FeatureSelect/RemoveUselessFeatures and Holdout Sets

stereotaxon
stereotaxon New Altair Community Member
edited November 5 in Community Q&A
Hi,

I have a large number of attributes and I want to use them through various feature selection routines. 

My experiment is set up to do cross-validation on a training set and then I read in my holdout set and apply the model to those items.

This doesn't work when I run the feature selection algorithms though.  It appears that I have to have the same dataset structure in the holdout dataset as in the training dataset.  Since the variables are being deleted automatically, I don't know how to get my datasets to match.

Am I doing this wrong?

Is there a way to read in a train UNION holdout dataset, filter the holdout cases, do my model fitting, then filter the training cases and apply my model?

Thanks for your help.
Mike
Tagged:

Answers

  • TobiasMalbrecht
    TobiasMalbrecht New Altair Community Member
    Hi Mike,

    unfortunately I did not quite understand what exactly you want to do and in which order you want to do the steps you mentioned ... Do you want to do a cross-validation on the training set, then a validation on the holdout set? Then why do you want to do the cross-validation at all? Or do you want to incorporate a cross-validation inside the feature selection to determine the best features, learn a model and then test the model on the holdout set? Maybe you can clarify my confusion by posting a sample process XML?
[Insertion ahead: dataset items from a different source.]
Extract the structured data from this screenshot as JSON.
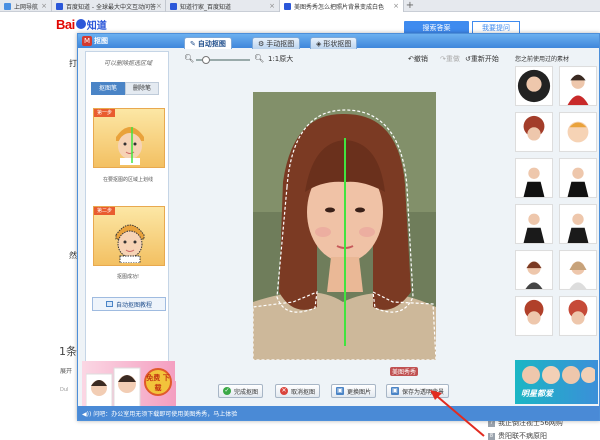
{
  "browser": {
    "tabs": [
      {
        "label": "上网导航",
        "fav": "#4a90e2"
      },
      {
        "label": "百度知道 - 全球最大中文互动问答",
        "fav": "#2b57d9"
      },
      {
        "label": "知道行家_百度知道",
        "fav": "#2b57d9"
      },
      {
        "label": "美图秀秀怎么把照片背景变成白色",
        "fav": "#2b57d9"
      }
    ],
    "new_tab": "+"
  },
  "zhidao": {
    "logo_text": "Bai",
    "logo_text2": "知道",
    "search_btn": "搜索答案",
    "ask_btn": "我要提问",
    "frag_hit": "打",
    "frag_ran": "然",
    "answers": "1条",
    "sort": "展开",
    "dul": "Dul",
    "right_items": [
      {
        "num": "7",
        "text": "我正倒注视士56网购"
      },
      {
        "num": "8",
        "text": "贵阳联不病原阳"
      }
    ]
  },
  "dialog": {
    "title": "抠图",
    "tabs": [
      {
        "label": "自动抠图",
        "icon": "brush-icon"
      },
      {
        "label": "手动抠图",
        "icon": "gear-icon"
      },
      {
        "label": "形状抠图",
        "icon": "shape-icon"
      }
    ],
    "left": {
      "hint": "可以删除抠选区域",
      "cut_btn": "抠图笔",
      "erase_btn": "删除笔",
      "step1_label": "第一步",
      "step1_caption": "在要抠图的区域上划线",
      "step2_label": "第二步",
      "step2_caption": "抠图成功!",
      "tutorial": "自动抠图教程",
      "ad_badge": "免费\n下载"
    },
    "toolbar": {
      "zoom_out": "−",
      "zoom_in": "+",
      "original": "1:1原大",
      "undo": "撤销",
      "redo": "重做",
      "restart": "重新开始"
    },
    "watermark": "美图秀秀",
    "bottom": [
      {
        "label": "完成抠图",
        "color": "#3aa845",
        "glyph": "✓"
      },
      {
        "label": "取消抠图",
        "color": "#d9433b",
        "glyph": "✕"
      },
      {
        "label": "更换图片",
        "color": "#4a84c6",
        "glyph": "▣"
      },
      {
        "label": "保存为透明背景",
        "color": "#4a84c6",
        "glyph": "▣"
      }
    ],
    "right": {
      "title": "您之前使用过的素材",
      "ad_text": "明星都爱"
    },
    "status": "问吧：办公室用无须下载即可使用美图秀秀，马上体验"
  }
}
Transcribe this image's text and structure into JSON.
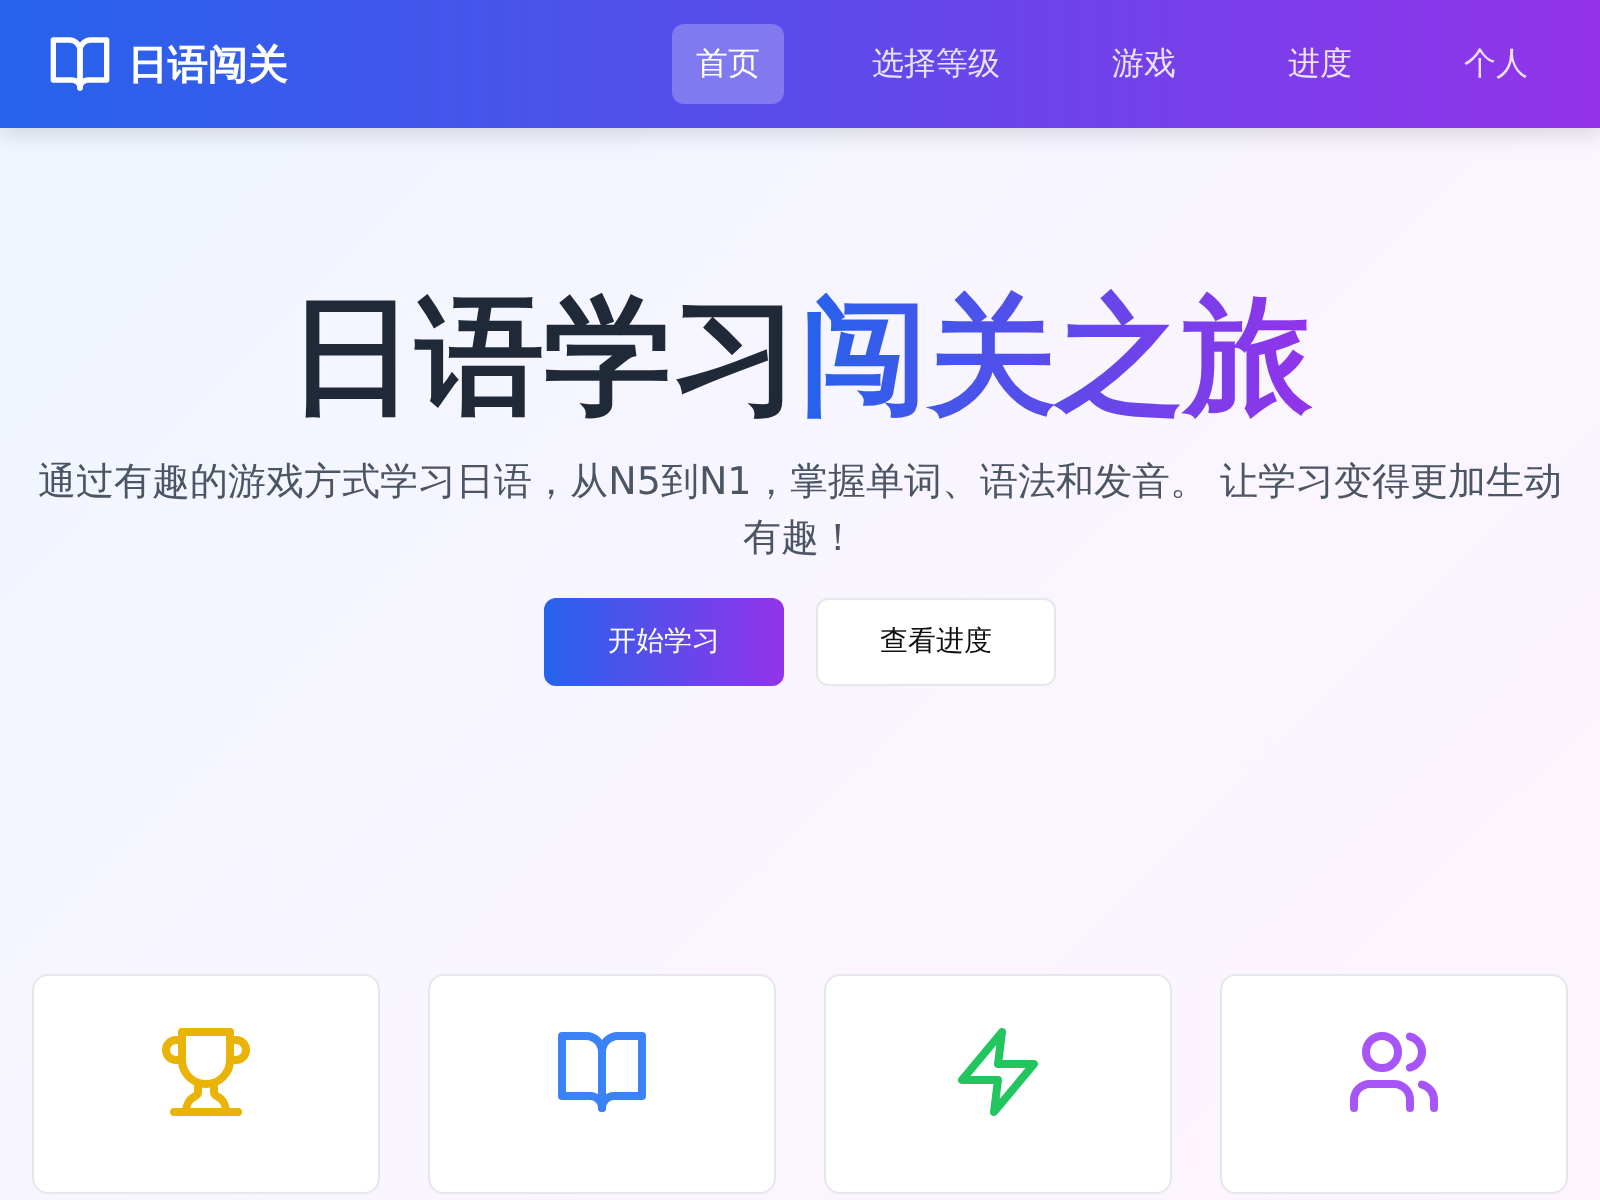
{
  "brand": {
    "name": "日语闯关"
  },
  "nav": [
    {
      "label": "首页",
      "selected": true
    },
    {
      "label": "选择等级",
      "selected": false
    },
    {
      "label": "游戏",
      "selected": false
    },
    {
      "label": "进度",
      "selected": false
    },
    {
      "label": "个人",
      "selected": false
    }
  ],
  "hero": {
    "title_lead": "日语学习",
    "title_highlight": "闯关之旅",
    "subtitle": "通过有趣的游戏方式学习日语，从N5到N1，掌握单词、语法和发音。 让学习变得更加生动有趣！",
    "buttons": [
      {
        "label": "开始学习",
        "kind": "primary"
      },
      {
        "label": "查看进度",
        "kind": "outline"
      }
    ]
  },
  "features": [
    {
      "kind": "trophy",
      "color": "#eab308"
    },
    {
      "kind": "book",
      "color": "#3b82f6"
    },
    {
      "kind": "bolt",
      "color": "#22c55e"
    },
    {
      "kind": "users",
      "color": "#a855f7"
    }
  ]
}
    Anyway, addressing the different data structures between the training and the holdout set involving a feature selection during training: every feature selection scheme outputs an AttributeWeights object which holds the information which attributes are selected and which ones are deselected by the feature selection. You may store this AttributeWeights object, load it afterwards and use the AttributeWeightsSelection operator to select the features of the holdout set according to the specification in the AttributeWeights object.

    Hope that helps, if not please try to explain your procedure a little bit more detailed or post your process XML.
    Regards,
    Tobias
  • Legacy User
    Legacy User New Altair Community Member
    Hi Tobias,

    Thanks for your help.  My goal of all of this is that I (now) just want to use feature selection, fit a model to my the reduced dataset, apply that model to a holdout set, and write the predictions to a file.  It's not working though. The problem I'm having is that RapidMiner is using the wrong variables when applying a model after featureSelection.  I suspect it's applying by order as opposed to by name?

    For example, after feature selection, I have three variables.  If I apply a linear regression model that uses all of the variables, the model applier works.

        Var1 Var2 Var3     Intercept
    Value 0.319 0.406 19.104
    Coeff 0.868 -0.824 0.722
    V*C 0.277 -0.335 13.787         -9.924     =  3.805  <-- prediction

    However, when I use a learner such as W-SimpleLinearRegression that will produce a model with only 1 variable, my predictions are incorrect. 

    For example, the input values are the same, but coeff[3] and the intercept have changed, so I should get the prediction of 6.517.

        Var1 Var2 Var3             Intercept
    Value 0.319   0.406 19.104
    Coeff                   0.930
    V*C                   17.767 -11.250 = 6.517 <- correct- prediction


    but that's not what I'm getting.  It seems that RM is  using var1's value of .319 instead of var3s value of 19.104 when applying the model.
        Var1 Var2 Var3             Intercept
    Value 0.319 0.406 19.104
    Coeff 0.930
    V*C 0.297                           -11.250 -10.953 <-- what I'm getting

    So, to summarize.  FeatureSelection seems to be confusing the model applier, and me.  It doesn't seem to be using the right variable when making preditions. 

    What am I doing wrong?

    Thanks,
    Mike
  • IngoRM
    IngoRM New Altair Community Member
    Does this also occurs for the learner LinearRegression, i.e. the non-Weka version?

    Cheers,
    Ingo